Menurut sebuah ilmu yang pernah saya pelajari, definisi sahabat Muhammad saw. adalah orang yang pernah melihat beliau secara langsung. Ya, cukup dengan melihat, jadilah sahabat. Padahal yang disebut melihat itu bisa jadi maksud sebenarnya adalah “melihat”. Seperti kata yaroh dalam ayat wa man ya’mal mitsqaali dzarratin khairan yaroh. Maka inilah alasan ketiga perjalanan saya menuju alun-alun Purwodadi: untuk melihat dan "melihat".
7
Jika melihat adalah melihat, saya sudah bisa disebut sahabat sejak 9 tahun yang lalu. Saya hadir pada Bangbangwetan edisi perdana, sedangkan pada edisi kedua hingga ketujuh, saya bukan lagi sekadar sebagai hadirin. Saya terlibat langsung dalam proses penyelenggaraan meskipun keterlibatan itu hanya sebatas sebulan sekali kumpul pra acara di DKS, masang spanduk, dan nempel-nempel poster. Sebuah pengalaman yang bagi saya jauh lebih berkesan dibanding peristiwa lulus tes CPNS tanpa bayar” Namun, definisi adalah definisi, sedangkan kerinduan adalah rasa yang tak bisa didefinisikan. Beberapa teman akan terus saya ingat sebagai sahabat, namun definisi sahabat, tak cukup mewadahi kenyataan bahwa ternyata saya rindu untuk bisa bertemu dan berkumpul dengan sahabat-sahabat saya. Bertemu dan berkumpul dengan sahabat-sahabat saya yang “biasa-biasa” saja saya rindu, apalagi bertemu dan berkumpul dengan yang “tidak biasa”.
8
Empat umpatan terlontar dari mulut saya sepanjang perjalanan menuju tempat tujuan. Dua umpatan Suroboyoan, satu umpatan menyebut nama seekor hewan, dan satu umpatan berbahasa Arab, qittha’, artinya: kerupuk. Saya memang bukan orang yang cukup sopan, dan bersepeda motor di jalan yang lubang-lubangnya sudah menunggu bagai ranjau, hujan terus mengguyur, sebuah mobil mendongakkan sorot lampunya sehingga menggelapkan pandangan saya, cukup jadi alasan bagi saya untuk lebih tidak sopan. Setelah empat umpatan itu, sebenarnya saya menyesal. Jangan-jangan bukan hanya saya sendiri yang menghitung jumlah umpatan, tetapi juga Tuhan.

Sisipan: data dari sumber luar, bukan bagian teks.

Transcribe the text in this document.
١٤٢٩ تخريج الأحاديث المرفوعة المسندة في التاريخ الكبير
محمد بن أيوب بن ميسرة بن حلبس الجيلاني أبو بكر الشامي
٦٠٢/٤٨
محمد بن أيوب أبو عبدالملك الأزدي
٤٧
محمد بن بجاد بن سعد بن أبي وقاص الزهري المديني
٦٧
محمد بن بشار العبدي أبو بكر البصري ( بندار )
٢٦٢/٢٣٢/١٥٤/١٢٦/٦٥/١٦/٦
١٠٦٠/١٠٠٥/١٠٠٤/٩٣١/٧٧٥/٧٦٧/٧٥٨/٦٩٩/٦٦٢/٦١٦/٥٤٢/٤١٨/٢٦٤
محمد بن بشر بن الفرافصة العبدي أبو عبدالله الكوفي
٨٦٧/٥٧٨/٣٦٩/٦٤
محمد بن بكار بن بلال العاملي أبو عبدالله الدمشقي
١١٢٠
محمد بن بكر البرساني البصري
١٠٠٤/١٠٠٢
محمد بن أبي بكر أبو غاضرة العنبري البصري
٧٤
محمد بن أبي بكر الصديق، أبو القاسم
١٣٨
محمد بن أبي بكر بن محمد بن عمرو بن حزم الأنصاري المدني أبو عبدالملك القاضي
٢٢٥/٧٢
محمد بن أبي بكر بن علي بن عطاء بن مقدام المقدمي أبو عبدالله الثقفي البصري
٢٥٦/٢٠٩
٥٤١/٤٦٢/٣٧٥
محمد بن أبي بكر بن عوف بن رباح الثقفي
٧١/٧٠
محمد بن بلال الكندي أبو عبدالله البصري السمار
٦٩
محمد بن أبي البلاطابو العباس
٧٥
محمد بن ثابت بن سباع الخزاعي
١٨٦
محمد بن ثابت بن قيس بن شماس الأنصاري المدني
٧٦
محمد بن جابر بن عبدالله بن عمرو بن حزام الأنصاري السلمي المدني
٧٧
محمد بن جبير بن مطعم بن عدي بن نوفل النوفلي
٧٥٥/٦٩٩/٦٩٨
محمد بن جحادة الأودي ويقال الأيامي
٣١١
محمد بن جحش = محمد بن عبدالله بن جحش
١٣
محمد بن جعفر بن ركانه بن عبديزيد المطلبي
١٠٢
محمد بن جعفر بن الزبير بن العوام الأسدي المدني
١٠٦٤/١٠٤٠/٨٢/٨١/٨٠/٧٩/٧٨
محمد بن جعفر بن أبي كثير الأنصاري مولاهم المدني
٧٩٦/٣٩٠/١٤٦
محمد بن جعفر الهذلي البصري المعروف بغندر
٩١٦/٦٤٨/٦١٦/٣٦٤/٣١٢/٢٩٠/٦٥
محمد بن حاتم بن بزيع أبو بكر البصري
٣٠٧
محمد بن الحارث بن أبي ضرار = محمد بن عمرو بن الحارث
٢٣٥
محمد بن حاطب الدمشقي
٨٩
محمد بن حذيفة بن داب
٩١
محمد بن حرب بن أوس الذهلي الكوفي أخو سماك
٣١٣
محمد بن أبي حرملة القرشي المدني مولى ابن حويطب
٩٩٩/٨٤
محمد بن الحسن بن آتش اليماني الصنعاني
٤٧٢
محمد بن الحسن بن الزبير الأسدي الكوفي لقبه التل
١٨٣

Diam-diam saya khawatir: jangan-jangan Tuhan langsung bikin perhitungan, misalnya dengan membuat sepeda motor saya menghantam lubang.
9
Kekhawatiran saya terwujud. Sepeda motor menghantam lubang kemudian ambruk, saya terlempar beberapa meter dari sepeda motor. Dalam posisi masih terduduk di pinggir jalan aspal, sebuah mobil lewat dan seorang di dalamnya melongokkan kepala dari jendela kemudian memberi saya saran, “Makanya hati-hati, Mas ...” Mobil itu, bersama orang baik hati pemberi saran, terus berjalan. Di tengah kekhawatiran apakah saya masih bisa melanjutkan perjalanan atau tidak, saya tertawa. Sendirian.
Kurang lebih satu kilometer dari tempat saya tertawa sendirian tadi, saya memutuskan untuk istirahat ngopi di sebuah warung. Tujuan sebenarnya bukan ngopi, tapi bertanya, “Apakah alun-alun masih jauh dari sini?” Sambil meletakkan segelas kopi di hadapan saya, Ibu pemilik warung menjawab sekaligus bertanya, “Sudah dekat, Mas. Kira-kira empat kilometer. Mas-nya darimana dan ada apa di alun-alun?” Saya jawab pendek, “Dari Cepu, mau menghadiri pengajian.” Ibu pemilik warung bertanya lagi untuk memastikan, “Maksudnya, pengajiannya di masjid alun-alun?” Saya tertawa. Lagi-lagi sendirian.
11
Pukul 20.10 dikurangi pukul 17.10 sama dengan tiga jam. Pukul 20.18 saya memotret panggung yang masih kosong dan satu shaf terdepan hadirin belum terisi penuh. Menurut perhitungan saya, jika saya ikut mengisi shaf terdepan itu, besar kemungkinan saya untuk mendapatkan kesempatan mengajukan pertanyaan. Tapi saya tampaknya memang cukup berbakat untuk menyia-nyiakan kesempatan. Setelah melakukan perhitungan, saya justru berjalan ke luar alun-alun: mencari entah apa.